Il Gazzettino, edizione di Padova. Neto Pereira: “Era importante segnare, su un campo tanto difficile”. Corti di esperienza, Petrilli è il migliore.

neto pereira
Neto Pereira

Reggio Emilia

(v.zagn.) C’è un marziano nel Padova. Si chiama Neto Pereira, già stella del Varese. A 36 anni ha ridotto la mobilità, la classe è intatta e si è vista sul primo gol. Se i biancoscudati avessero vinto, avremmo alzato i voti a tutti, anche a Petrilli, che comunque merita il 7.

“Sul gol – racconta il brasiliano ex Itala San Marco -, il loro difensore ha tentato di prendere la palla, non potevo fare altro e ho provato quel colpo, con il portiere fuori dai pali. E’ stato emozionante segnare sotto i tanti tifosi presenti.

Era importante segnare subito su un campo difficile, il primo tempo è stato ottimo, meritavamo il vantaggio: la gara col Pordenone ci è servita da lezione”.

In tandem con Petrilli, può dare molto. “Non è bello parlare dei singoli, tutta la squadra ha lottato e questo ci dà morale anche per il futuro. Stiamo lavorando molto, il gruppo c’è. Abbiamo lavorato molto per iniziare al meglio, quindi siamo soddisfatti. Da solo davanti rendo meglio? Non penso sia questione di modulo, in Emilia ci siamo mossi bene tutti”.

 

Daniele Corti viene pure dagli anni eccezionali a Varese.
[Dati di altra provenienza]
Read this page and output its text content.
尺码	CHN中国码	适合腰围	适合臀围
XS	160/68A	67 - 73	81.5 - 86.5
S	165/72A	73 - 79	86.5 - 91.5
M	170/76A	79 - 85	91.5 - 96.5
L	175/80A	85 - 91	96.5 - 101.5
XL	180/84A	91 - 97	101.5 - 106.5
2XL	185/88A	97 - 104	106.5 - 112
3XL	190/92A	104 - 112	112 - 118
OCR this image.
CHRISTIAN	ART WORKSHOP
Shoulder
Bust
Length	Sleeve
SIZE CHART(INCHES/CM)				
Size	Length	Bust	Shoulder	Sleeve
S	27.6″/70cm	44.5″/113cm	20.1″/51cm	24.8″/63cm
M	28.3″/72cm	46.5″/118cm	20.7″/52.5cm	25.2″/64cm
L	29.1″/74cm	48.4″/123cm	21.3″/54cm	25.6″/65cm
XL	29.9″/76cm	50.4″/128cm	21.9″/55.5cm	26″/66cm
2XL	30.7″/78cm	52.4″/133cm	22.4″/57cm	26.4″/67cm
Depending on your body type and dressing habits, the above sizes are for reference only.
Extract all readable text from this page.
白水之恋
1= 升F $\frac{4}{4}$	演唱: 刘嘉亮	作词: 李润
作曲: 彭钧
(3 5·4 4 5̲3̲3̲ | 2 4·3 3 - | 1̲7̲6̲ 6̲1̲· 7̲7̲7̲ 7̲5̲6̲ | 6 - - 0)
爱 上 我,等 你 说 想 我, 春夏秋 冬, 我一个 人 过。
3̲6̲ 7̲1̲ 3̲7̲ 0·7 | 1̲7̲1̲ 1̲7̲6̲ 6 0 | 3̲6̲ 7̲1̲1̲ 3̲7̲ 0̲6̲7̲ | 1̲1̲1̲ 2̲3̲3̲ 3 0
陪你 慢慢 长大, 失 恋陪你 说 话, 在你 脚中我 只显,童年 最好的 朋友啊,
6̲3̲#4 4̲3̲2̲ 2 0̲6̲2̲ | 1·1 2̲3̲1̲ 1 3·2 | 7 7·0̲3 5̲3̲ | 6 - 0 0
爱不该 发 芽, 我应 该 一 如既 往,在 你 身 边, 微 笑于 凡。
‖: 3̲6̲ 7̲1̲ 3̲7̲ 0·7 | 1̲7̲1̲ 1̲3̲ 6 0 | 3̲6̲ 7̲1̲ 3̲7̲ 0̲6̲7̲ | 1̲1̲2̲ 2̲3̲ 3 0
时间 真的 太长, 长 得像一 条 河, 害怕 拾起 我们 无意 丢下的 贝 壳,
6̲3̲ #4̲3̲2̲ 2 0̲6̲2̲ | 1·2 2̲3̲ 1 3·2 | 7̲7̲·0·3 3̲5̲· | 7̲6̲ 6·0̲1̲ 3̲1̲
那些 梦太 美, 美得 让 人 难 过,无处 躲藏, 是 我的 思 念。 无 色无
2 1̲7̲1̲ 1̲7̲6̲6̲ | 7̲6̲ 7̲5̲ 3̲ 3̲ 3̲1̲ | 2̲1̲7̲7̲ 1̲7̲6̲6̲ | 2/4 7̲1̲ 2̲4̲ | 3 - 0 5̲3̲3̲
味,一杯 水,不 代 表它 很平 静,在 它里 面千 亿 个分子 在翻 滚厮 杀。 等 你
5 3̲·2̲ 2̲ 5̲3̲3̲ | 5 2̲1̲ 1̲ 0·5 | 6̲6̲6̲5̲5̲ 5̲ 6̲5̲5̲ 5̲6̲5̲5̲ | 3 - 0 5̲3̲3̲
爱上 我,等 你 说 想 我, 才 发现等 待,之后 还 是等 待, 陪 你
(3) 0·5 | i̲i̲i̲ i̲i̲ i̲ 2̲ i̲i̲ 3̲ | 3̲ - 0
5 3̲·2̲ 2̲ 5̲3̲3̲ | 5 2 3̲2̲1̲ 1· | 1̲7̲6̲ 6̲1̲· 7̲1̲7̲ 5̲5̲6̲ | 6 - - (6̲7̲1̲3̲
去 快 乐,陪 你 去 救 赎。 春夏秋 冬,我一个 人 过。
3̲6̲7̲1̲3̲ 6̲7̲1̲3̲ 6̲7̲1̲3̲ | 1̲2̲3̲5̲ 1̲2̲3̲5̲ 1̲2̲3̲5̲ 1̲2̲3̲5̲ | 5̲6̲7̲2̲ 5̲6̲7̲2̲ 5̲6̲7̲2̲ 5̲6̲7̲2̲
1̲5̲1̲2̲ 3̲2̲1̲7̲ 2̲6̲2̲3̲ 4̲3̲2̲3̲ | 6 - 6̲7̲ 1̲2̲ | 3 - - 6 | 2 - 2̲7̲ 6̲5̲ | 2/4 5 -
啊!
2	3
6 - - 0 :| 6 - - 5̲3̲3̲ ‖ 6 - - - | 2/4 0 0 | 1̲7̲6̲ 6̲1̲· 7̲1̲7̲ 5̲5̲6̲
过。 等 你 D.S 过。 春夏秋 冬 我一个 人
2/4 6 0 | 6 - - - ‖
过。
“È andata bene – respira di sollievo -. Loro nel quarto d’ora finale hanno spinto molto, ma se portavamo a casa noi i tre punti non ci sarebbe stato nulla da ridire. Le mie caratteristiche non sono di impostazione del gioco, ma va bene così, con Bucolo mi sono trovato a mio agio. È stata un’ottima prestazione corale, anche nel quarto d’ora finale abbiamo retto benissimo e nel complesso sono stati 90’ più che buoni”.

Corti è elemento da categoria superiore, il Padova può nutrire amobizioni. “E’ facile giocare quando hai ottimi compagni vicino. E con Neto Pereira è semplicissimo…”

Primattore di giornate è l’esterno di sinistra Nicola Petrilli, torinese. “Sicuramente il gol all’inizio ci ha dato una grande mano, abbiamo tenuto testa a una squadra che farà un grande campionato, su un campo difficile e con un grande tifo. Però anche i nostri ci hanno fatto sentire in casa”.

I biancoscudati puntano alla seconda promozione diretta?

“La Lega Pro mi mancava, l’anno scorso abbiamo fatto un sacrificio voluto, abbiamo vinto e quest’anno ho vogli di mettermi in discussione di nuovo e in campo così ti viene tutto più facile”.

Tre occasioni non andate a buon fine…

“Se fosse finito 3-1 o 4-1 il primo tempo non avremmo rubato niente. Nel secondo la fatica si è fatta sentire, era importante comunque prendere almeno un punto in una partita che avevamo quasi vinto. Devo cercare di sfruttare le mie caratteristiche, comunque sono felice. La conoscenza reciproca è già buona, l’abbiamo dimostrato anche a Reggio. Siamo stati uniti, dovevamo azzerare la brutta figura di domenica scorsa: non siamo quelli e ci siamo ripresi subito”.